I build a custom LSTM model (it’s quite large), and somewhere in there there is an inplace operation which gives me an error during training.
error:
File "c:\Users\jobei\Desktop\scriptie msc\code\models\train_model.py", line 46, in closure
loss.backward()
File "C:\Users\jobei\anaconda3\envs\machinelearning\lib\site-packages\torch\_tensor.py", line 396, in backward
torch.autograd.backward(self, gradient, retain_graph, create_graph, inputs=inputs)
File "C:\Users\jobei\anaconda3\envs\machinelearning\lib\site-packages\torch\autograd\__init__.py", line 173, in backward
Variable._execution_engine.run_backward( # Calls into the C++ engine to run the backward pass
RuntimeError: one of the variables needed for gradient computation has been modified by an inplace operation: [torch.FloatTensor [16, 16]], which is output 0 of AsStridedBackward0, is at version 2; expected version 1 instead. Hint: the backtrace further above shows the operation that failed to compute its gradient. The variable in question was changed in there or anywhere later. Good luck!
I’ve already set torch.autograd.set_detect_anomaly(True), but it doesn’t really give me any useful info. Just trying out every small part of the model, but this takes a long time. Hope there is something better I can do.
The only 16x16 tensors in the model are the weights of the gate networks if I’m correct, but I never touch those myself as far as I’m aware.

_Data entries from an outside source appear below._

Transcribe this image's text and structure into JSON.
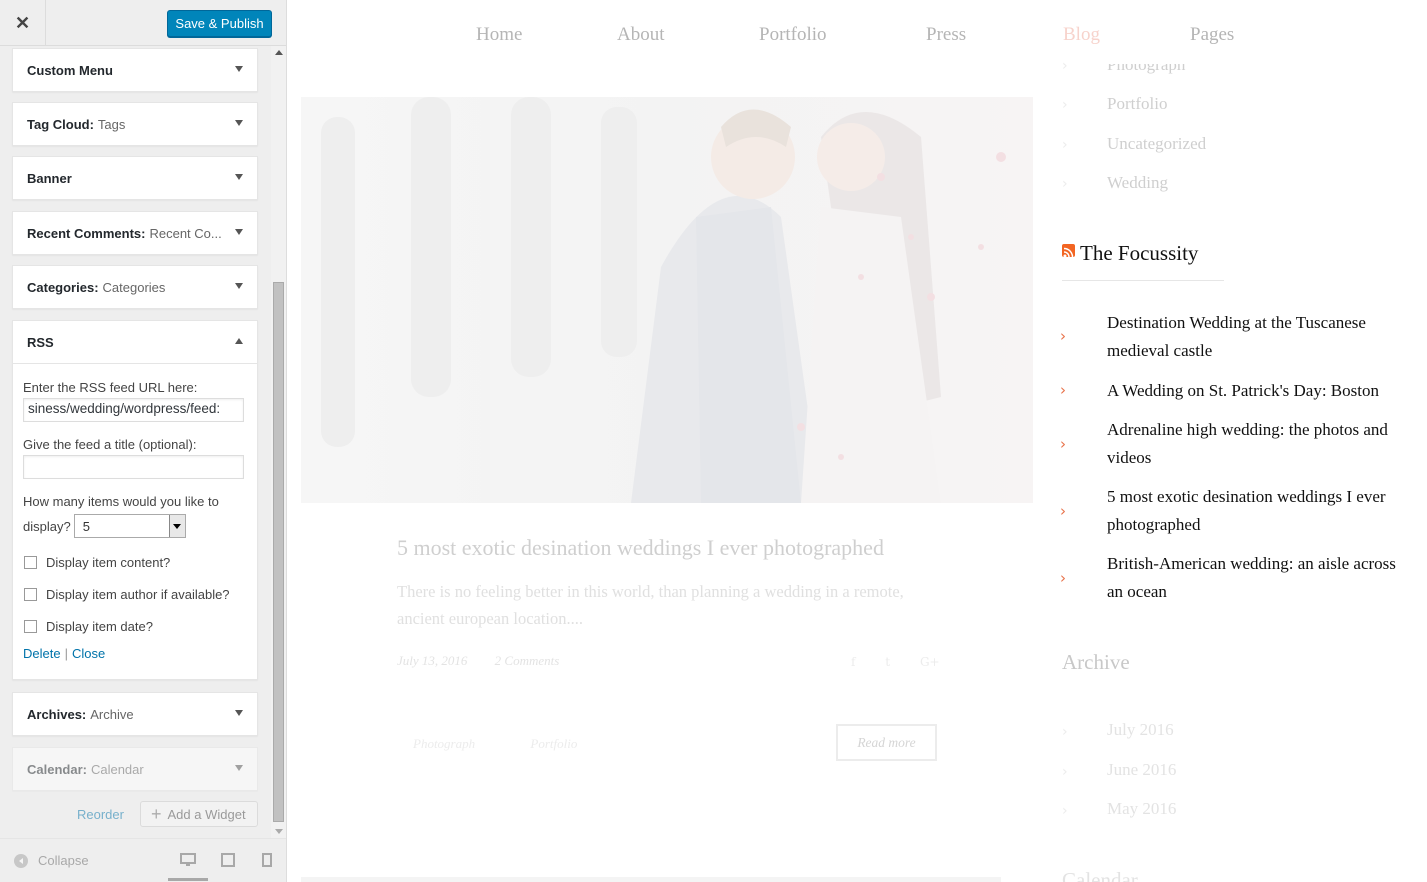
{
  "customizer": {
    "close_icon": "close-icon",
    "save_label": "Save & Publish",
    "widgets": [
      {
        "title": "Custom Menu",
        "subtitle": ""
      },
      {
        "title": "Tag Cloud:",
        "subtitle": "Tags"
      },
      {
        "title": "Banner",
        "subtitle": ""
      },
      {
        "title": "Recent Comments:",
        "subtitle": "Recent Co..."
      },
      {
        "title": "Categories:",
        "subtitle": "Categories"
      },
      {
        "title": "RSS",
        "subtitle": ""
      },
      {
        "title": "Archives:",
        "subtitle": "Archive"
      },
      {
        "title": "Calendar:",
        "subtitle": "Calendar"
      }
    ],
    "rss_form": {
      "url_label": "Enter the RSS feed URL here:",
      "url_value": "/business/wedding/wordpress/feed",
      "url_value_visible": ":siness/wedding/wordpress/feed",
      "title_label": "Give the feed a title (optional):",
      "title_value": "",
      "items_label_line1": "How many items would you like to",
      "items_label_line2": "display?",
      "items_value": "5",
      "check_content": "Display item content?",
      "check_author": "Display item author if available?",
      "check_date": "Display item date?",
      "delete_link": "Delete",
      "separator": "|",
      "close_link": "Close"
    },
    "reorder_label": "Reorder",
    "add_widget_label": "Add a Widget",
    "collapse_label": "Collapse",
    "colors": {
      "primary": "#0085ba",
      "link": "#0073aa",
      "panel": "#eeeeee"
    }
  },
  "preview": {
    "nav": [
      "Home",
      "About",
      "Portfolio",
      "Press",
      "Blog",
      "Pages"
    ],
    "active_nav": "Blog",
    "active_color": "#f4c7c0",
    "post": {
      "title": "5 most exotic desination weddings I ever photographed",
      "excerpt": "There is no feeling better in this world, than planning a wedding in a remote, ancient european location....",
      "date": "July 13, 2016",
      "comments": "2 Comments",
      "social": [
        "f",
        "t",
        "G+"
      ],
      "tags": [
        "Photograph",
        "Portfolio"
      ],
      "read_more": "Read more"
    },
    "categories": [
      "Photograph",
      "Portfolio",
      "Uncategorized",
      "Wedding"
    ],
    "rss_widget": {
      "title": "The Focussity",
      "items": [
        "Destination Wedding at the Tuscanese medieval castle",
        "A Wedding on St. Patrick's Day: Boston",
        "Adrenaline high wedding: the photos and videos",
        "5 most exotic desination weddings I ever photographed",
        "British-American wedding: an aisle across an ocean"
      ]
    },
    "archive": {
      "title": "Archive",
      "items": [
        "July 2016",
        "June 2016",
        "May 2016"
      ]
    },
    "calendar_title": "Calendar"
  }
}
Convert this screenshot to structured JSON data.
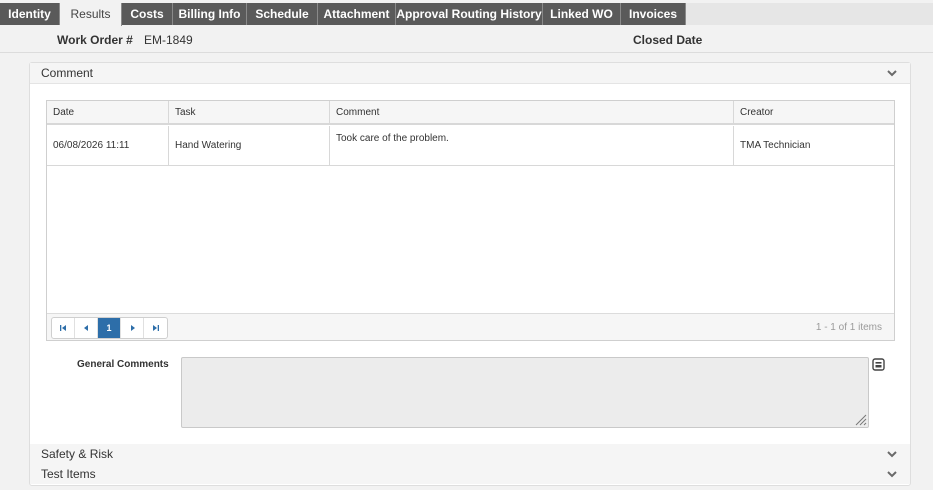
{
  "tabs": [
    {
      "label": "Identity"
    },
    {
      "label": "Results"
    },
    {
      "label": "Costs"
    },
    {
      "label": "Billing Info"
    },
    {
      "label": "Schedule"
    },
    {
      "label": "Attachment"
    },
    {
      "label": "Approval Routing History"
    },
    {
      "label": "Linked WO"
    },
    {
      "label": "Invoices"
    }
  ],
  "active_tab": "Results",
  "header": {
    "work_order_label": "Work Order #",
    "work_order_value": "EM-1849",
    "closed_date_label": "Closed Date",
    "closed_date_value": ""
  },
  "comment_section": {
    "title": "Comment",
    "grid": {
      "columns": [
        "Date",
        "Task",
        "Comment",
        "Creator"
      ],
      "rows": [
        {
          "date": "06/08/2026 11:11",
          "task": "Hand Watering",
          "comment": "Took care of the problem.",
          "creator": "TMA Technician"
        }
      ],
      "pager": {
        "current_page": "1",
        "info": "1 - 1 of 1 items"
      }
    },
    "general_comments_label": "General Comments",
    "general_comments_value": ""
  },
  "sections": [
    {
      "title": "Safety & Risk"
    },
    {
      "title": "Test Items"
    }
  ],
  "colors": {
    "tab_bg": "#5a5a5a",
    "page_bg": "#f2f2f2",
    "pager_active": "#2d6ea9"
  },
  "icons": [
    "chevron-down-icon",
    "first-page-icon",
    "prev-page-icon",
    "next-page-icon",
    "last-page-icon",
    "expand-editor-icon",
    "resize-handle-icon"
  ]
}
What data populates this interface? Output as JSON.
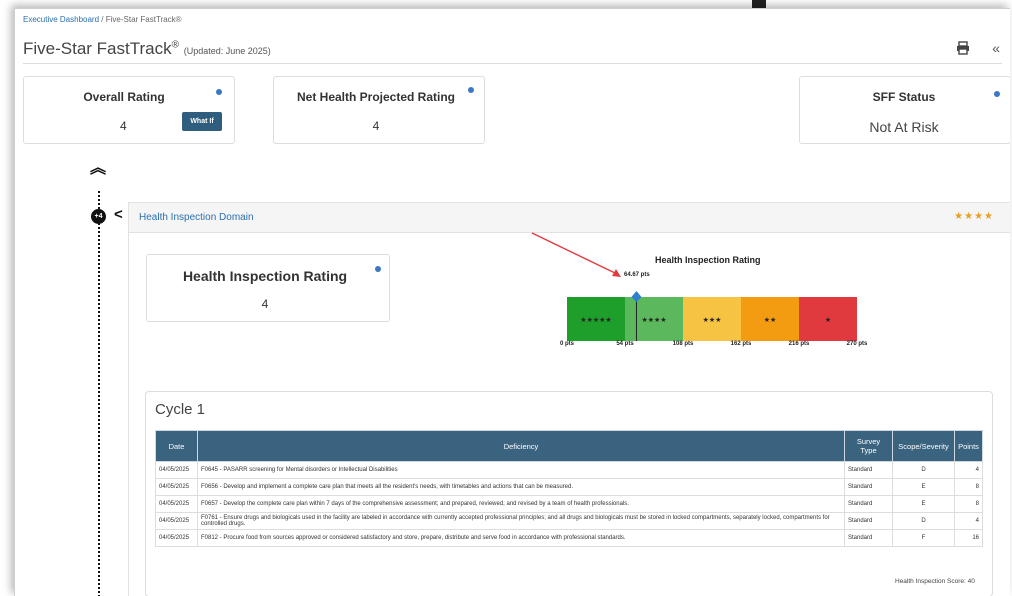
{
  "breadcrumb": {
    "link": "Executive Dashboard",
    "separator": "/",
    "current": "Five-Star FastTrack®"
  },
  "page": {
    "title": "Five-Star FastTrack",
    "trademark": "®",
    "updated": "(Updated: June 2025)"
  },
  "cards": {
    "overall": {
      "label": "Overall Rating",
      "value": "4",
      "button": "What If"
    },
    "net": {
      "label": "Net Health Projected Rating",
      "value": "4"
    },
    "sff": {
      "label": "SFF Status",
      "value": "Not At Risk"
    }
  },
  "timeline": {
    "badge": "+4"
  },
  "domain": {
    "title": "Health Inspection Domain",
    "stars": "★★★★"
  },
  "hi_card": {
    "label": "Health Inspection Rating",
    "value": "4"
  },
  "chart_data": {
    "type": "bar",
    "title": "Health Inspection Rating",
    "orientation": "horizontal-segmented",
    "xlim": [
      0,
      270
    ],
    "marker": {
      "value": 64.67,
      "label": "64.67 pts"
    },
    "ticks": [
      "0 pts",
      "54 pts",
      "108 pts",
      "162 pts",
      "216 pts",
      "270 pts"
    ],
    "tick_values": [
      0,
      54,
      108,
      162,
      216,
      270
    ],
    "segments": [
      {
        "from": 0,
        "to": 54,
        "label": "★★★★★",
        "color": "#1e9e2a"
      },
      {
        "from": 54,
        "to": 108,
        "label": "★★★★",
        "color": "#5cb85c"
      },
      {
        "from": 108,
        "to": 162,
        "label": "★★★",
        "color": "#f6c342"
      },
      {
        "from": 162,
        "to": 216,
        "label": "★★",
        "color": "#f39c12"
      },
      {
        "from": 216,
        "to": 270,
        "label": "★",
        "color": "#e0393e"
      }
    ]
  },
  "cycle": {
    "title": "Cycle 1",
    "headers": [
      "Date",
      "Deficiency",
      "Survey Type",
      "Scope/Severity",
      "Points"
    ],
    "rows": [
      [
        "04/05/2025",
        "F0645 - PASARR screening for Mental disorders or Intellectual Disabilities",
        "Standard",
        "D",
        "4"
      ],
      [
        "04/05/2025",
        "F0656 - Develop and implement a complete care plan that meets all the resident's needs, with timetables and actions that can be measured.",
        "Standard",
        "E",
        "8"
      ],
      [
        "04/05/2025",
        "F0657 - Develop the complete care plan within 7 days of the comprehensive assessment; and prepared, reviewed, and revised by a team of health professionals.",
        "Standard",
        "E",
        "8"
      ],
      [
        "04/05/2025",
        "F0761 - Ensure drugs and biologicals used in the facility are labeled in accordance with currently accepted professional principles; and all drugs and biologicals must be stored in locked compartments, separately locked, compartments for controlled drugs.",
        "Standard",
        "D",
        "4"
      ],
      [
        "04/05/2025",
        "F0812 - Procure food from sources approved or considered satisfactory and store, prepare, distribute and serve food in accordance with professional standards.",
        "Standard",
        "F",
        "16"
      ]
    ],
    "score": "Health Inspection Score: 40"
  },
  "colors": {
    "accent": "#2a6fb0",
    "header_bg": "#3a6380",
    "button": "#2f5d7d",
    "annotation": "#e0393e"
  }
}
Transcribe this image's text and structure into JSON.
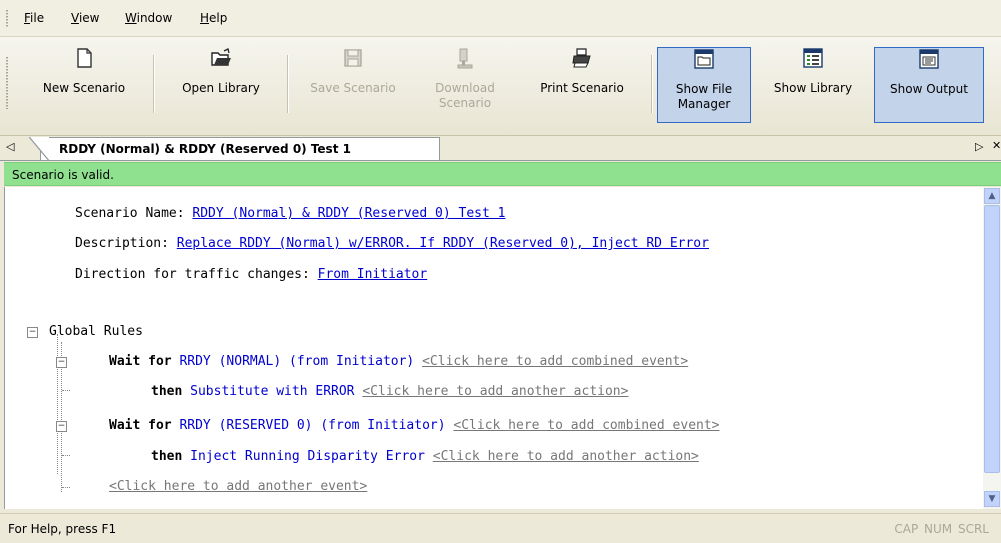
{
  "menu": {
    "file": {
      "hotkey": "F",
      "rest": "ile"
    },
    "view": {
      "hotkey": "V",
      "rest": "iew"
    },
    "window": {
      "hotkey": "W",
      "rest": "indow"
    },
    "help": {
      "hotkey": "H",
      "rest": "elp"
    }
  },
  "toolbar": {
    "new_scenario": "New Scenario",
    "open_library": "Open Library",
    "save_scenario": "Save Scenario",
    "download_scenario_1": "Download",
    "download_scenario_2": "Scenario",
    "print_scenario": "Print Scenario",
    "show_file_manager_1": "Show File",
    "show_file_manager_2": "Manager",
    "show_library": "Show Library",
    "show_output": "Show Output"
  },
  "tab": {
    "title": "RDDY (Normal) & RDDY (Reserved 0) Test 1",
    "scroll_left": "◁",
    "scroll_right": "▷",
    "close": "✕"
  },
  "banner": "Scenario is valid.",
  "scenario": {
    "name_label": "Scenario Name:",
    "name_value": "RDDY (Normal) & RDDY (Reserved 0) Test 1",
    "desc_label": "Description:",
    "desc_value": "Replace RDDY (Normal) w/ERROR. If RDDY (Reserved 0), Inject RD Error",
    "dir_label": "Direction for traffic changes:",
    "dir_value": "From Initiator"
  },
  "rules": {
    "global": "Global Rules",
    "wait_for": "Wait for",
    "then": "then",
    "rule1_event": "RRDY (NORMAL) (from Initiator)",
    "rule1_combined": "<Click here to add combined event>",
    "rule1_action": "Substitute with ERROR",
    "rule1_another": "<Click here to add another action>",
    "rule2_event": "RRDY (RESERVED 0) (from Initiator)",
    "rule2_combined": "<Click here to add combined event>",
    "rule2_action": "Inject Running Disparity Error",
    "rule2_another": "<Click here to add another action>",
    "add_event": "<Click here to add another event>"
  },
  "statusbar": {
    "help": "For Help, press F1",
    "indicators": "CAP NUM SCRL"
  }
}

this is the github link to the files if anyone is interested:
training is where I put the training loops.
simple_linear_networks contains the LSTM gate networks etc,
hawkes loss is a custom loss function I need for this network
sd_PNHP is the network itself. it is a stacked continuous time lstm with two cell states per cell.
it consists of a cellstate class, a class that stacks 4 cellstates onto eachother and finally a layer class that loops through these stacked cells.